Tool allowlists per member
Admins define which tools each developer can call at the protocol level. A developer with access to the GitHub MCP server can be restricted to specific tools — for example, read-only operations only. Workspace-wide enforcement toggle.
Full audit log per tool call
Every call is logged with: workspace ID, member ID, server, tool name, HTTP status, latency, timestamp, and error code where applicable. No inputs or outputs are stored — only metadata. GDPR safe by design. Logs are exportable.
Tool namespacing
Automatic conflict resolution when multiple servers expose tools with the same name. No manual configuration required.
Workspace RBAC
Three roles: Owner, Admin, Member. Only Admins can approve servers for the workspace. Separation of duties between team management and tool usage.
Layer 3 — Hosted Infrastructure
What it is
MCP servers running in isolated Docker containers on central infrastructure, managed by the MCPNest Orchestrator. Developers deploy servers from a catalogue via the workspace dashboard. The AI client connects to the Gateway, which proxies to the hosted container.
What problem it solves
Running MCP servers locally means no isolation, no central credential management, no shared infrastructure, and no visibility into what is actually running. When a developer's laptop is lost or stolen, every credential in every local config file is exposed. When a developer leaves the company, there is no clean offboarding process.
Features
12 verified servers available for one-click deploy
Filesystem, GitHub, PostgreSQL, Notion, Context7, Slack, SQLite, Brave Search, Puppeteer, Memory, Sequential Thinking, Everything.
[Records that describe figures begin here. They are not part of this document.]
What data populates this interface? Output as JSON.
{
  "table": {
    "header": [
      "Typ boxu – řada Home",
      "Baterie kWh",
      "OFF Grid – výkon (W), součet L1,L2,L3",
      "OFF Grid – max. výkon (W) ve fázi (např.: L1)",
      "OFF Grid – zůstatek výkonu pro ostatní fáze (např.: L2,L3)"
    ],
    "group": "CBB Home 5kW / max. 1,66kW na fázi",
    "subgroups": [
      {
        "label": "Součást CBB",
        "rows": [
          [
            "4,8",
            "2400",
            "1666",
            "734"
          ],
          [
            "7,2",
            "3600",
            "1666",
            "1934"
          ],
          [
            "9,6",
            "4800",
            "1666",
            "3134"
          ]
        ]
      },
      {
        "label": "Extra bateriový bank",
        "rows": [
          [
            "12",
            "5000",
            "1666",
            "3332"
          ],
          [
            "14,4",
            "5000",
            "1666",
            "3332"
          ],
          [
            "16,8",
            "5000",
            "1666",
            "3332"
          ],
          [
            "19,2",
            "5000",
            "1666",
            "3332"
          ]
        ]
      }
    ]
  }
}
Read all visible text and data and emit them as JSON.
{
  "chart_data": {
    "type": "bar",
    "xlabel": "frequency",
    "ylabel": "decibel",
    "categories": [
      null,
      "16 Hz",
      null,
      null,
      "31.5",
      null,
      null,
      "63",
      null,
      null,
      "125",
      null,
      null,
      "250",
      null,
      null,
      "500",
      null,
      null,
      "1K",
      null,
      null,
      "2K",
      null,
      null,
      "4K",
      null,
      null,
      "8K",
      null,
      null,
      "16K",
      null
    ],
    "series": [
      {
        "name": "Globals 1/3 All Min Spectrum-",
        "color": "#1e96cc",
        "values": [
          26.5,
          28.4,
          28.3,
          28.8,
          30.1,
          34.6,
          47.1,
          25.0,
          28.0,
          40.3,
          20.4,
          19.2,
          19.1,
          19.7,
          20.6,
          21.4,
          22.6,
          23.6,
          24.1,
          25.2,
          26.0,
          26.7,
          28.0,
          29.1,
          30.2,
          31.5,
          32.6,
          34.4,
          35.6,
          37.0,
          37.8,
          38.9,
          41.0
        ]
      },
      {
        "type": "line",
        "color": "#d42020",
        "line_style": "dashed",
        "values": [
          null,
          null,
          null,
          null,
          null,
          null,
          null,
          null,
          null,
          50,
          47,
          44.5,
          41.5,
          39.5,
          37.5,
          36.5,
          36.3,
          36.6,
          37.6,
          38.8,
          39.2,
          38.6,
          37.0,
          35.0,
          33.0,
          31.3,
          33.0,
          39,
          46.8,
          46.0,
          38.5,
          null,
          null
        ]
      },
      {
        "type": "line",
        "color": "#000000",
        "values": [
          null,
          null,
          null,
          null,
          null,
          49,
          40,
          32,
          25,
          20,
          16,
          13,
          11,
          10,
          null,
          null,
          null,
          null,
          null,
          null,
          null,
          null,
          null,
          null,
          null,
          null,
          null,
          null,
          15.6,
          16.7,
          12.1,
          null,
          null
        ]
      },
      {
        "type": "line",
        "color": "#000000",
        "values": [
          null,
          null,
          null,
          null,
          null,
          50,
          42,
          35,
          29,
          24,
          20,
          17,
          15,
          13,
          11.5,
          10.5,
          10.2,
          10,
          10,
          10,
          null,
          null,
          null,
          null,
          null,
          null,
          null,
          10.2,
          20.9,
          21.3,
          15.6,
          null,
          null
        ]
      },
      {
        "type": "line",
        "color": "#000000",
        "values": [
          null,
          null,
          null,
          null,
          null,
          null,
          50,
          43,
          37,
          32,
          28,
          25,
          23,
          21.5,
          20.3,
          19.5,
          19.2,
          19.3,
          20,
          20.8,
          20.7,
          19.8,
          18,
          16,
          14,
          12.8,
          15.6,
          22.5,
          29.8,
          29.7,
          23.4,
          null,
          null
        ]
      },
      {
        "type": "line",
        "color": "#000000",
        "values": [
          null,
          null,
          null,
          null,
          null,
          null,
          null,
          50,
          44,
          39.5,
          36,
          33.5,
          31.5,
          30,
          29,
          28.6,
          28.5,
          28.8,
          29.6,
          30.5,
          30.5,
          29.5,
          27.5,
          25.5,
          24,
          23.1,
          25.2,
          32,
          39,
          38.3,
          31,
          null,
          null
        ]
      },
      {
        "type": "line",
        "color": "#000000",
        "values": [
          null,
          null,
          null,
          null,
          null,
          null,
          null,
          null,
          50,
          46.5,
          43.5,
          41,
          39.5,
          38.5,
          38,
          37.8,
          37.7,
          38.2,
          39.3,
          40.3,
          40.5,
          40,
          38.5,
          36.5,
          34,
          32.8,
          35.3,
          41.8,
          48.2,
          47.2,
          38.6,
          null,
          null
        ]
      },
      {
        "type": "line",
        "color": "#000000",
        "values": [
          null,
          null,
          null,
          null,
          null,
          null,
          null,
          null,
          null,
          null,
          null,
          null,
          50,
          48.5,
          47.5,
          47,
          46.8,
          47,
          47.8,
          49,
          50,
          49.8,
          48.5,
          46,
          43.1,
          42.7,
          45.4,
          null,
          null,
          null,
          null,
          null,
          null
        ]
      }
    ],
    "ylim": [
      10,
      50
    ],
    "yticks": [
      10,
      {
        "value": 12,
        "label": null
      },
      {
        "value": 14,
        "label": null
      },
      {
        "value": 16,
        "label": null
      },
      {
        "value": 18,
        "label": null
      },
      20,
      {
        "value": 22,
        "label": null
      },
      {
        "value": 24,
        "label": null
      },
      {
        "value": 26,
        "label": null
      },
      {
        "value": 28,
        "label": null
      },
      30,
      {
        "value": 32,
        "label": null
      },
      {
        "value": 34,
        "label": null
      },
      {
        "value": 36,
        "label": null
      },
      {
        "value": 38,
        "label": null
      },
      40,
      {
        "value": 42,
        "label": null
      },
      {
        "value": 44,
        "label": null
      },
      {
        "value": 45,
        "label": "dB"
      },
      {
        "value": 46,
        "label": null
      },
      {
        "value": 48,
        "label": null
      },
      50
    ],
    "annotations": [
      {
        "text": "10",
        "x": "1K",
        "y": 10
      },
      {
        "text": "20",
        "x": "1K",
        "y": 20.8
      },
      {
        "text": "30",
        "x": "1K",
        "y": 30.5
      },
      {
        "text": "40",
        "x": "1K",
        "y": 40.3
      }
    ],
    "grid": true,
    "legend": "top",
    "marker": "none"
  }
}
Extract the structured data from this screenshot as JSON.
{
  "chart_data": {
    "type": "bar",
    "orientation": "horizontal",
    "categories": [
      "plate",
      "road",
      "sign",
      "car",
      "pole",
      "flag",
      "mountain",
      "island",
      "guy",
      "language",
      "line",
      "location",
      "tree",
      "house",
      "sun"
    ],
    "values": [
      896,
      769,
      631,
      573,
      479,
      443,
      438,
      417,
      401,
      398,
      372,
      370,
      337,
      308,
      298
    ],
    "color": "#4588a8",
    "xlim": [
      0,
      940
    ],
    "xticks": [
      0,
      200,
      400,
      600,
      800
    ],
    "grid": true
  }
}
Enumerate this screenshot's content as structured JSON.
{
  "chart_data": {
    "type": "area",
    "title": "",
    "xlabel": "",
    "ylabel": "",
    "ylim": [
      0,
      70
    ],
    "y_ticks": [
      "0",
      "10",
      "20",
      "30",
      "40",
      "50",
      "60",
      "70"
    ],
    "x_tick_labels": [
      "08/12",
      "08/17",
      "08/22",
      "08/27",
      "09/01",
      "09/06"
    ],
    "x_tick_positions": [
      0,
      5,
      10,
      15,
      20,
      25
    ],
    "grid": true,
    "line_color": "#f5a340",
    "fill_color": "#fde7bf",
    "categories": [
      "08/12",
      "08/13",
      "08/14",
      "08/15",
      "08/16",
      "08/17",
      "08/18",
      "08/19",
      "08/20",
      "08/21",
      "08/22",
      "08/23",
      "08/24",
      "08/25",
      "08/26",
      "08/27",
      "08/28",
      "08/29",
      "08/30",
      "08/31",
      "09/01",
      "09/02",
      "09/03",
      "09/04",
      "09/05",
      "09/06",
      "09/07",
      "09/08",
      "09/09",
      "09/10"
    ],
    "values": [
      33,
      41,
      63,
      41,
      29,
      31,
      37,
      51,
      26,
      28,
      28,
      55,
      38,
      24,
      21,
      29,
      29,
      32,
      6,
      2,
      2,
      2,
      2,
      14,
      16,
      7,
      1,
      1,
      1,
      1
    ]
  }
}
All pre-validated and running on the MCPNest Bridge image.
Container isolation
Every container runs with: cap_drop ALL (zero Linux capabilities), no-new-privileges flag, CPU and memory resource limits enforced, dedicated Docker network per workspace.
Credential management
Servers that require credentials — GitHub personal access tokens, database connection strings, Slack bot tokens, API keys — prompt for them via a modal before deploy. Credentials are encrypted and never logged. Developers never see or store them locally.
Real-time deploy console
A terminal modal streams container logs during startup. The system auto-detects RUNNING + HEALTHY state and closes automatically. No manual refresh required.
Per-instance log viewer
Every running instance has a Logs button that shows the last 50 lines of container output. Debugging without SSH access.
Terminate with cleanup
Stopping a server removes the container and cleans the database record. No orphaned containers.
MCP Bridge
A stdio-to-HTTP adapter that wraps any npx-based MCP server into an HTTP endpoint compatible with the Gateway. Enables hosting of any MCP server without modifying its source.
Security and Compliance
Infrastructure
All infrastructure is EU-based. Supabase (Frankfurt) for the database. Hetzner (Nuremberg) for the orchestrator and hosted containers. Vercel edge network for the application layer.
Token security
Bearer tokens are stored as SHA-256 hashes. Timing-safe comparison on every request. Per-member tokens enable individual audit trails and instant revocation.
Data handling
No inputs or outputs from tool calls are stored. Only metadata is logged (who, when, which tool, what status). GDPR safe by design.
Container security
cap_drop ALL removes all Linux capabilities from containers. no-new-privileges prevents privilege escalation. Resource limits prevent noisy neighbour and runaway processes. Dedicated Docker network per workspace.
Self-host
The full MCPNest stack is available for self-hosted deployment via Docker for teams that require on-premise infrastructure.
The Result
One month. 14 versions shipped. 7,500+ MCP servers indexed. Enterprise Gateway live. 12 hosted servers operational. Partnerships with Grafana, RailPush, and Context7 confirmed.
The MCP ecosystem needed a governance layer. MCPNest is it.